2./ Diese Auslegungskriterien verfehlend verletzt das Urteil des Oberlandesgerichts Wien vom 18. Februar 2008 das Gesetz in der Bestimmung des Paragraph 7, Absatz eins, MedienG.

Denn entgegen der in Bezug auf die Berichterstattung in der Ausgabe der Kronen Zeitung vom 12. Februar 2007 geäußerten Rechtsansicht des Berufungsgerichts betrifft die - gemäß den Feststellungen des Erstgerichts - Details umfassende Schilderung der Besuche des Antragstellers bei seinen Kindern dessen höchstpersönlichen Lebensbereich, nämlich sein Leben in der Familie, und zwar grundsätzlich unbeschadet des Umstandes, dass sich der Antragsteller dabei im öffentlichen Raum, nämlich auf der Straße, aufgehalten hat. Gleiches gilt in Ansehung des in derselben Ausgabe thematisierten intensiven Kampfes des Antragstellers um die Obsorge für seine Töchter und die Tatsache, dass die jüngste Tochter schließlich „zu ihm zurück durfte". Der Beurteilung durch das Oberlandesgericht zuwider ist nämlich auch die Frage der Obsorge für ein Kind grundsätzlich dem Familienleben und damit dem höchstpersönlichen Lebensbereich zuzuordnen. Der Umstand, dass die Obsorgeberechtigung und -verpflichtung auch - in einer vom Berufungsgericht nicht näher bezeichneten Weise - „in der Öffentlichkeit" zu Tage tritt, vermag daran ebenso wenig zu ändern, wie jener, dass der Antragsteller diesbezüglich durch zahlreiche Eingaben im Pflegschaftsverfahren außerhalb des häuslichen Bereiches tätig wurde.

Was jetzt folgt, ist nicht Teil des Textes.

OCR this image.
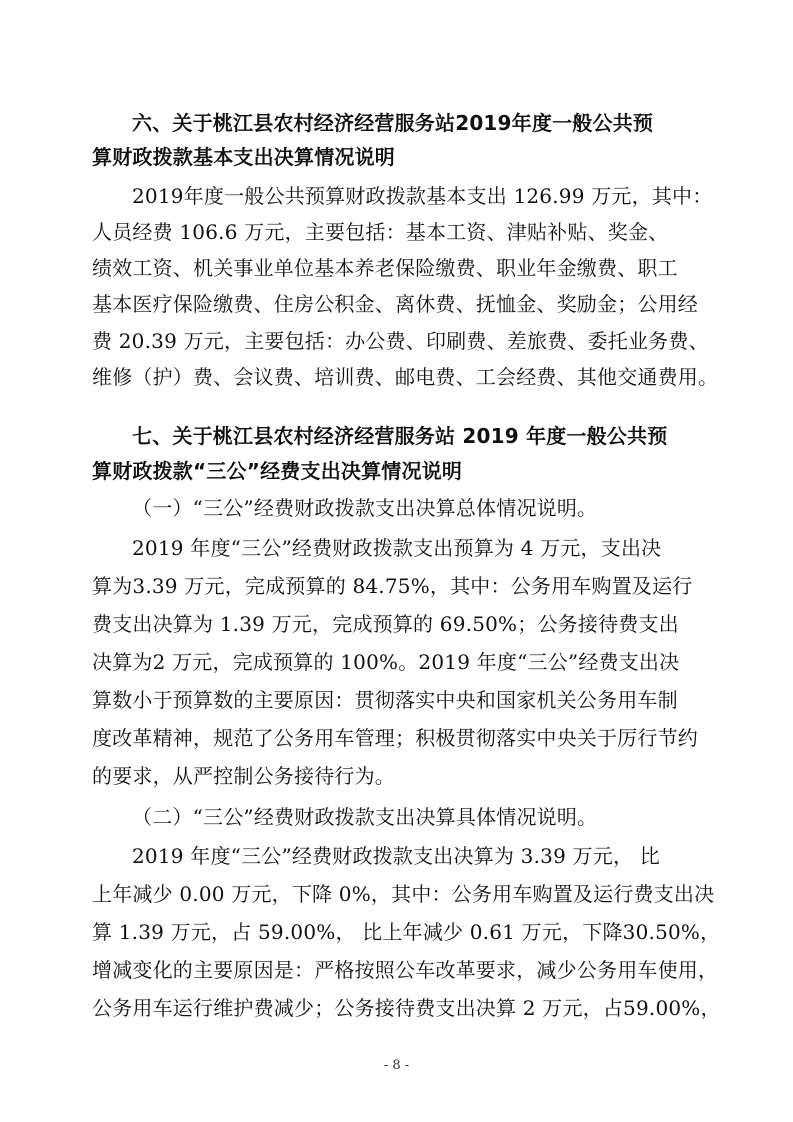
六、关于桃江县农村经济经营服务站2019年度一般公共预
算财政拨款基本支出决算情况说明
2019年度一般公共预算财政拨款基本支出 126.99 万元，其中：
人员经费 106.6 万元，主要包括：基本工资、津贴补贴、奖金、
绩效工资、机关事业单位基本养老保险缴费、职业年金缴费、职工
基本医疗保险缴费、住房公积金、离休费、抚恤金、奖励金；公用经
费 20.39 万元，主要包括：办公费、印刷费、差旅费、委托业务费、
维修（护）费、会议费、培训费、邮电费、工会经费、其他交通费用。
七、关于桃江县农村经济经营服务站 2019 年度一般公共预
算财政拨款“三公”经费支出决算情况说明
（一）“三公”经费财政拨款支出决算总体情况说明。
2019 年度“三公”经费财政拨款支出预算为 4 万元，支出决
算为3.39 万元，完成预算的 84.75%，其中：公务用车购置及运行
费支出决算为 1.39 万元，完成预算的 69.50%；公务接待费支出
决算为2 万元，完成预算的 100%。2019 年度“三公”经费支出决
算数小于预算数的主要原因：贯彻落实中央和国家机关公务用车制
度改革精神，规范了公务用车管理；积极贯彻落实中央关于厉行节约
的要求，从严控制公务接待行为。
（二）“三公”经费财政拨款支出决算具体情况说明。
2019 年度“三公”经费财政拨款支出决算为 3.39 万元， 比
上年减少 0.00 万元，下降 0%，其中：公务用车购置及运行费支出决
算 1.39 万元，占 59.00%， 比上年减少 0.61 万元，下降30.50%，
增减变化的主要原因是：严格按照公车改革要求，减少公务用车使用，
公务用车运行维护费减少；公务接待费支出决算 2 万元，占59.00%，
- 8 -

Da es sich dabei aber um Angelegenheiten handelt, die nicht der engsten Intimsphäre zuzuordnen sind, wäre bei der Prüfung der zur Tatbestandsverwirklichung nach Paragraph 7, Absatz eins, MedienG erforderlichen Bloßstellungseignung - im Sinn des oben beschriebenen beweglichen Systems - die Art und Weise der medialen Erörterung oder Darstellung zu berücksichtigen gewesen.

Indem das Oberlandesgericht aber ohne eine solche Prüfung - allein auf Grundlage der verfehlten Rechtsansicht, ein in der Öffentlichkeit stattfindendes Familienleben bzw eine in die Öffentlichkeit tretende Tatsache könne per se nicht in den Schutzbereich fallen - eine Zuordnung zum höchstpersönlichen Lebensbereich verneinte, hat es Paragraph 7, Absatz eins, MedienG verletzt.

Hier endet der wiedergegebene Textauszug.